2012年6月23日 星期六

Final report

    Project Title :
          CUDA-accelerated Hierarchical K-means
    Members :
          R00922016 朱冠宇 R00922042 李哲君
    Proposal Slides.
           http://cml18.csie.ntu.edu.tw/~cclee/GPUproposal.pptx
    Midterm Update:
           http://gpu-hkm.blogspot.tw/2012/05/gpu-midterm-progress.html
    Poster:
           http://cml18.csie.ntu.edu.tw/~cclee/GPGPU-poster.pdf
    Paper:
           http://cml18.csie.ntu.edu.tw/~cclee/CUDA-acceleratedHierarchicalK-means.pdf
    Demo website:
           http://cml18.csie.ntu.edu.tw/~wfuny/GPGPU/GPU_demo.php

2012年5月28日 星期一

GPU Midterm Progress

1. Our Project Title / Members / Abstract
    Project Title : CUDA-accelerated Hierarchical K-means
    Members : R00922016 朱冠宇 R00922042 李哲君
    Abstract :  In 2011, more than 350 billion photos are generated in a single year. (ref) Thus, some statistic tools which help us to manage data, such as clustering, are indispensable. K-means (KM) is one of the simplest algorithms and is widely used. However, the speed of KM will become quite slow when the data grows larger and larger. Thus, hierarchical  k-means (HKM), which is the approximation of k-means, appears. Although HKM is much faster than KM, it is still not fast enough. Thus, in this project, we want to further improve the speed of HKM by using CUDA. We also show a simple demo that help us to manage the photos by using HKM.


2. Our Proposal Slides.
     http://cml18.csie.ntu.edu.tw/~cclee/GPUproposal.pptx


3. Our Midterm Update    
    We have finished both the CPU and the GPU version.
    The comparison of the performances of GPU and CPU versions can be seen below.



    Where N is the number of 128-dim data points, K is the number of centroids in each group, and L is the number of layers. As you can see, our program can reach about 20~30 times speed up.

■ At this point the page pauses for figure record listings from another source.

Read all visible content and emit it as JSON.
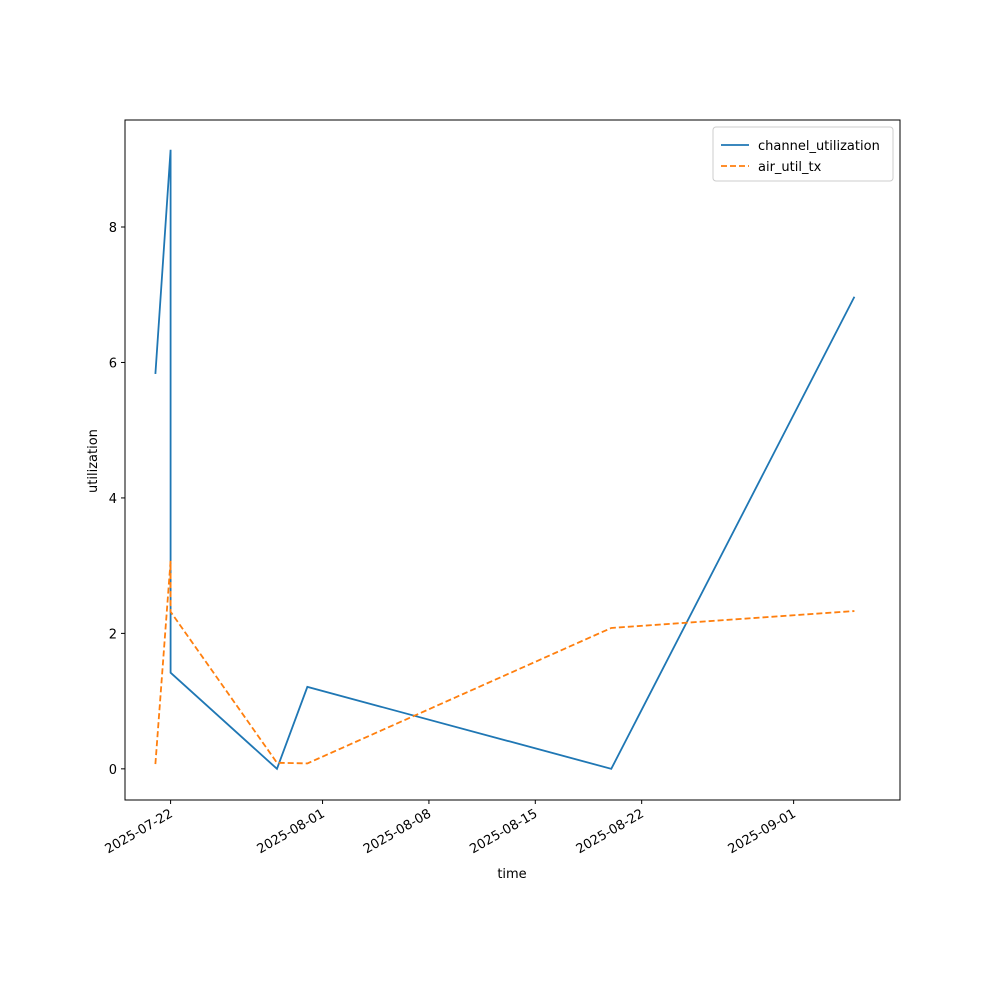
{
  "chart_data": {
    "type": "line",
    "xlabel": "time",
    "ylabel": "utilization",
    "x": [
      "2025-07-21",
      "2025-07-22",
      "2025-07-22",
      "2025-07-29",
      "2025-07-31",
      "2025-08-20",
      "2025-09-05"
    ],
    "series": [
      {
        "name": "channel_utilization",
        "color": "#1f77b4",
        "linestyle": "solid",
        "values": [
          5.83,
          9.14,
          1.42,
          0,
          1.21,
          0,
          6.97
        ]
      },
      {
        "name": "air_util_tx",
        "color": "#ff7f0e",
        "linestyle": "dashed",
        "values": [
          0.07,
          3.07,
          2.32,
          0.09,
          0.08,
          2.08,
          2.33
        ]
      }
    ],
    "xlim": [
      "2025-07-19",
      "2025-09-08"
    ],
    "xticks": [
      "2025-07-22",
      "2025-08-01",
      "2025-08-08",
      "2025-08-15",
      "2025-08-22",
      "2025-09-01"
    ],
    "ylim": [
      -0.46,
      9.58
    ],
    "yticks": [
      0,
      2,
      4,
      6,
      8
    ],
    "grid": false,
    "legend": "upper right"
  }
}
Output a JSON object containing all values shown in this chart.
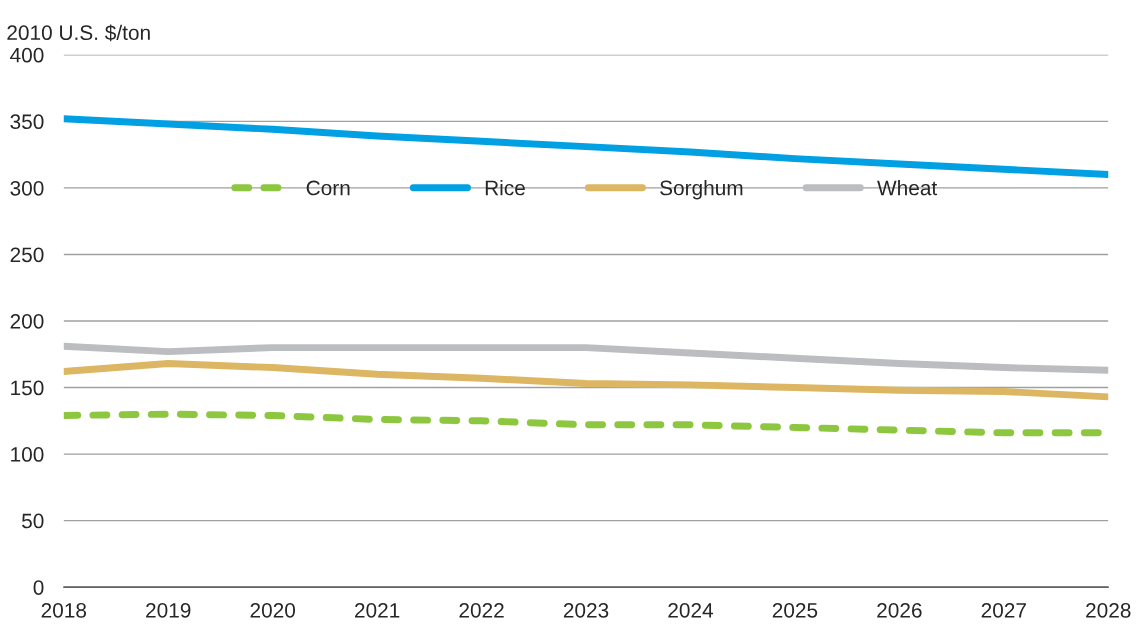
{
  "chart_data": {
    "type": "line",
    "ylabel": "2010 U.S. $/ton",
    "categories": [
      "2018",
      "2019",
      "2020",
      "2021",
      "2022",
      "2023",
      "2024",
      "2025",
      "2026",
      "2027",
      "2028"
    ],
    "series": [
      {
        "name": "Corn",
        "color": "#8dc63f",
        "line_style": "dashed",
        "values": [
          129,
          130,
          129,
          126,
          125,
          122,
          122,
          120,
          118,
          116,
          116
        ]
      },
      {
        "name": "Rice",
        "color": "#00a0e3",
        "line_style": "solid",
        "values": [
          352,
          348,
          344,
          339,
          335,
          331,
          327,
          322,
          318,
          314,
          310
        ]
      },
      {
        "name": "Sorghum",
        "color": "#dcb662",
        "line_style": "solid",
        "values": [
          162,
          168,
          165,
          160,
          157,
          153,
          152,
          150,
          148,
          147,
          143
        ]
      },
      {
        "name": "Wheat",
        "color": "#bcbdc0",
        "line_style": "solid",
        "values": [
          181,
          177,
          180,
          180,
          180,
          180,
          176,
          172,
          168,
          165,
          163
        ]
      }
    ],
    "ylim": [
      0,
      400
    ],
    "yticks": [
      0,
      50,
      100,
      150,
      200,
      250,
      300,
      350,
      400
    ],
    "grid": "y",
    "legend": "top",
    "marker": "none"
  }
}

    Because KMeans is such a well known algorithm, there should be have some other codes already implemented. We did a quick survey, and find one open source code (http://serban.org/software/kmeans/).  In order to compare with that code, we set L=1 because it only implement KMeans algorithm. The following are the comparison results.
   
   As you can see, our program still much faster than the program provided on that website.
   That means our data arrangement is better than that code under the condition of only one layer. That's one reason why we need to write our own HKM CUDA code.
    
    The following figures are drawn by using the data on the above table. 
    We also show the speed up ratio over CPU below.

    The paragraphs above show that our GPU-implementation is much better than other codes, but we haven't shown how to use it. 
    Thus, we write a simple application that help us visualizing our images on a 2D plane.
    We run the GPU HKM algorithm on the Holiday dataset by using VLAD features. There are 1491 images in that dataset. 
    The following are the procedures:
    First, each image in that dataset will be converted into a 128*16 dim feature.
    Then, we apply HKM on these features. We set K=3 and L=4, which means finding 3 centroids for each layer, and we totally have 4 layers.
    Thus, our GPU program will generate 3+9+27+81=120 2048-dim centroids.
    In order to visualize these points easily, we project these centroids into 2-dimension space by using Multidimensional scaling (MDS), which is one of the distance-preserving algorithms.
     Then, we plot them in the following demo page.
     (You can click the points to unfold the points of next layer)
     Demo page:
         http://cml18.csie.ntu.edu.tw/~wfuny/GPGPU-tmp/draw.php
 
    Now the images above the canvas will not change when you move the cursor onto some point.
    We will add this function later.